Im Zweifel nachgeben
In Extremsituationen, in denen ein Teilnehmer überhaupt nicht zur Zusammenarbeit bereit ist, lässt sich allerdings nichts machen. Hier wäre es richtig, diesen Teilnehmer aus der Schulung zu entlassen und im Anschluss ein persönliches Gespräch mit ihm zu führen. Nur: der Trainer ist verpflichtet, auf die Konfliktsituationen einzugehen. „Es ist eine Herausforderung des Trainers, nicht nur die Gruppe im Auge zu behalten, sondern auch auf die Befindlichkeiten der Einzelnen einzugehen. Und das kann man mit zunehmender Erfahrung immer besser koordinieren“, sagt Costabel.

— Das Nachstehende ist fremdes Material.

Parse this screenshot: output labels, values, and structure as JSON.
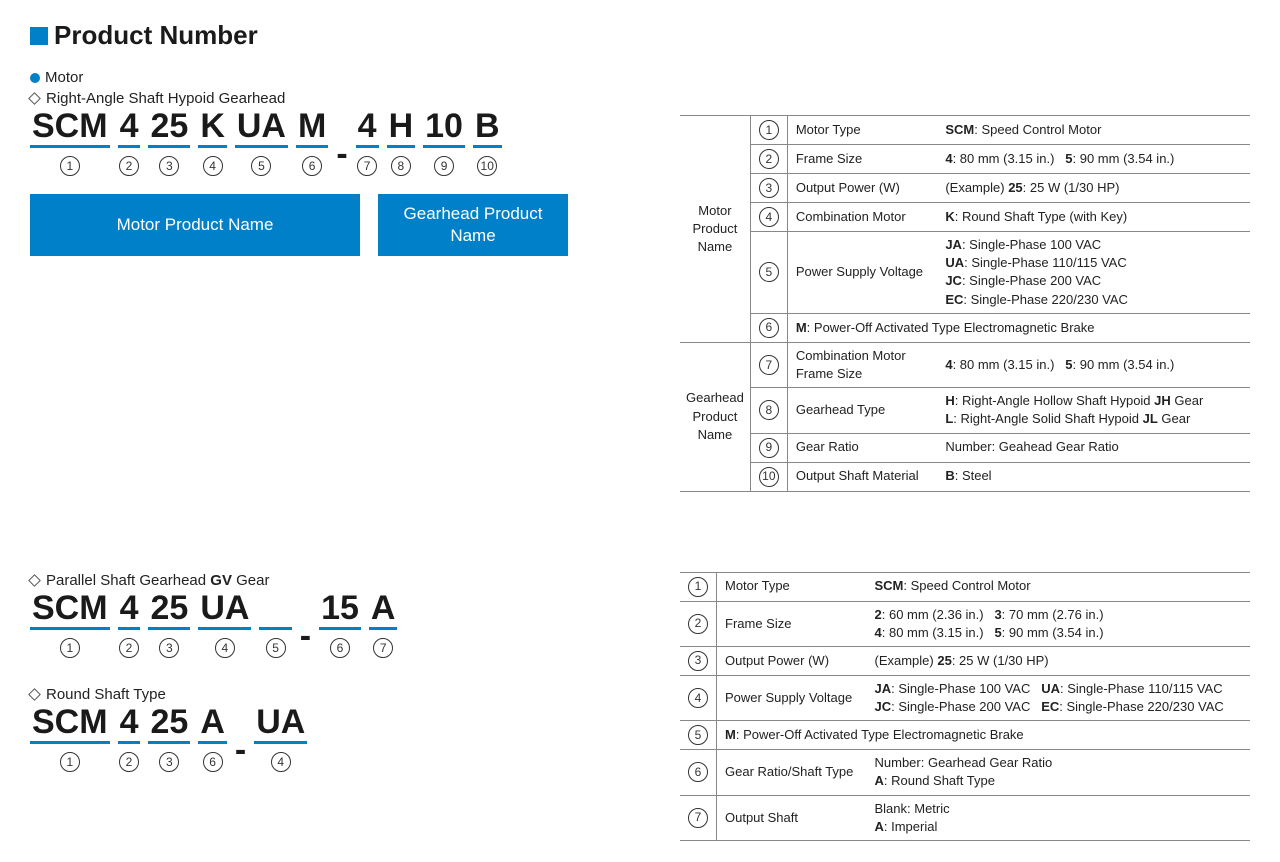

Die Grenzen guter Pädagogik
Es gibt jedoch einen Konflikt, den kein Compliance Officer alleine lösen kann: Er tritt immer dann auf, wenn die Mitarbeiter im Unternehmen unter Druck stehen oder meinen zu stehen, und dieser Druck der Unternehmensstrategie geschuldet ist und daher von der Geschäftsführung selbst ausgelöst wird. „Es wird für einen Compliance Officer sehr schwierig sein, damit umzugehen. Denn Druck und Angst sind Emotionen, die in der Regel hinderlich sind“, so Prof. Dr. Julia Rózsa. Auch Panten sieht wenig Chancen, dass ein Compliance Officer hier viel tun könnte: „Das wird man im Rahmen eines Trainings nicht lösen können, denn dazu müsste man eine Kulturveränderung herbeiführen“, so Panten. „Und dafür ist eine Compliance-Schulung nicht geeignet.“
Nehmen wir eine Kartell-Schulung als Beispiel. „Eine Kartellbildung ist ja zunächst nicht nur ein Problem für ein Unternehmen, sondern immer auch ein Vorteil. Und dieser Vorteil sieht immer schöner aus, je mehr das Unternehmen im Markt unter Druck steht und damit die Arbeitsplätze der Mitarbeiter gefährdet sind. Dann stellt sich die Frage, an welcher Stelle wird die Geschäftsführung unmoralisch?“ gibt Panten zu bedenken.
Die Ursachen für eine Kartellbildung liegen unter anderem darin, dass die Geschäftsführung zu irgendeinem Zeitpunkt etwas falsch gemacht hat, zum Beispiel nicht rechtzeitig auf die Veränderungen auf dem Markt reagiert hat. Das bedeutet aber, dass der Compliance Officer mit seiner Anti-Kartell-Schulung nur versuchen kann, die Auswirkung einer jahrelangen falschen Strategie oder falschen Unternehmenskommunikation einzudämmen. Egal, wie pädagogisch gekonnt ein Compliance Manager das Training durchführt, Kartellbeteiligungen wird es in seinem Unternehmen auch weiterhin geben. Das ist so, weil man mit seiner Anti-Kartell-Schulung eben nicht an die Wurzeln der Ursachen für Kartelle geht. Und das ist somit nicht die Frage einer guten Compliance-Pädagogik, sondern schon eine andere Geschichte.